Claude currently has the top spot on the OSWorld benchmark leaderboard, which tracks the ability of AI agents to interact with computers. While humans typically score higher than 70% on this benchmark, Claude's best score is 14.9%. However, GPT-4, "the next-best AI model in the same category" according to Anthropic, scores only 7.7%.
Users on Hacker News discussed the computer use feature, pointing out its potential for automating a wide range of common business processes.
This is actually a huge deal. As someone building AI SaaS products, I used to have the position that directly integrating with APIs is going to get us most of the way there in terms of complete AI automation...I started to realize that pretty much most of the real world runs on software that directly interfaces with people, without clearly defined public APIs you can integrate into...I am glad they did this, since it is a powerful connector to these types of real-world business use cases that are super-hairy, and hence very worthwhile in automating.

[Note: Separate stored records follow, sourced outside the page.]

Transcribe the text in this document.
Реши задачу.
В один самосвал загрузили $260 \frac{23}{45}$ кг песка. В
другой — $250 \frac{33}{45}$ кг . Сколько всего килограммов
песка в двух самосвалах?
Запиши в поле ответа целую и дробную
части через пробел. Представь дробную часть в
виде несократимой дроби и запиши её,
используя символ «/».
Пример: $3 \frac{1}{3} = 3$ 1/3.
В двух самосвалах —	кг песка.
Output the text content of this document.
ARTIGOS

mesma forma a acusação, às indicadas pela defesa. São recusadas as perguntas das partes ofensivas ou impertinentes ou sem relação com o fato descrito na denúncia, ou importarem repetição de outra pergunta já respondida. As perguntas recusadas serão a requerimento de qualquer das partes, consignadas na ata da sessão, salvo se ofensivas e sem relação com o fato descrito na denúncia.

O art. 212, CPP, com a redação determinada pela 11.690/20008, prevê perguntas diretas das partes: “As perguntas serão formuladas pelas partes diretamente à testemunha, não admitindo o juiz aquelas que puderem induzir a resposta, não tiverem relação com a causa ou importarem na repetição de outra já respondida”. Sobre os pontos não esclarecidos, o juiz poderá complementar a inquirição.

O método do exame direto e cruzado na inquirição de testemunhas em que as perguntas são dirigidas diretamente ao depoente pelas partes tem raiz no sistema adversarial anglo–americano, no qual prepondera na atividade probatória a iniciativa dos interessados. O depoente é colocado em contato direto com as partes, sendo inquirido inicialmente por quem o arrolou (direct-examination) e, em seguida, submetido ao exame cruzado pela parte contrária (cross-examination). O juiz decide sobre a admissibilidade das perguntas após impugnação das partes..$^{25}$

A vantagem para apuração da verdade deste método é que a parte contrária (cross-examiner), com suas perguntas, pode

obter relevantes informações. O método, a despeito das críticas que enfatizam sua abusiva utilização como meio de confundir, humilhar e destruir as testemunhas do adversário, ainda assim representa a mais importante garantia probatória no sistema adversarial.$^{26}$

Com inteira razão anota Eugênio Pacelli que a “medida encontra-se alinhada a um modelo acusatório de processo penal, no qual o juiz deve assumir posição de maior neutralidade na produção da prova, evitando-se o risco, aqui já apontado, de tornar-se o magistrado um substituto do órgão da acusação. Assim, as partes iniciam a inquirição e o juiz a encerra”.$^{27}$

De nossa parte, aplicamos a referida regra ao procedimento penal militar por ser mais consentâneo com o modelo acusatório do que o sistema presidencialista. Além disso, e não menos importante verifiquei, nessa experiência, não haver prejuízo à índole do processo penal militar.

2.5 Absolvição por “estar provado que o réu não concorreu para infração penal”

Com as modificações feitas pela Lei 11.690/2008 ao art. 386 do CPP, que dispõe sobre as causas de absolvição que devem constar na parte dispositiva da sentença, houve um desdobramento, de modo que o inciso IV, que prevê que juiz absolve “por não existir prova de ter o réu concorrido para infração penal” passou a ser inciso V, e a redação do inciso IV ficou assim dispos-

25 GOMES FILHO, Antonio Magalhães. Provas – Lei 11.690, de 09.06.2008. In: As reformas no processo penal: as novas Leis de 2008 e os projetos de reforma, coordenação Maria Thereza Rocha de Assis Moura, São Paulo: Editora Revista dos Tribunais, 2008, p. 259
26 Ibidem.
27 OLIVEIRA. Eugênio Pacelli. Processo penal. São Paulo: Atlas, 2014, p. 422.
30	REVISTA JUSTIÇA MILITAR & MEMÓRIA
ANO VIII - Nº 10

Anthropic notes that the feature still "remains slow and often error-prone." Alex Albert, the company's head of Claude relations, posted on X that:
It's not perfect yet. The model struggles at times with basic computer actions which can lead to some amusing moments. While filming demos, Claude accidentally stopped a long-running screen recording, causing all footage to be lost. Later, Claude took a break from the coding demo and began to browse photos of Yellowstone National Park.
The computer use feature is currently in public beta. Anthropic also released example code on GitHub demonstrating how to use the feature.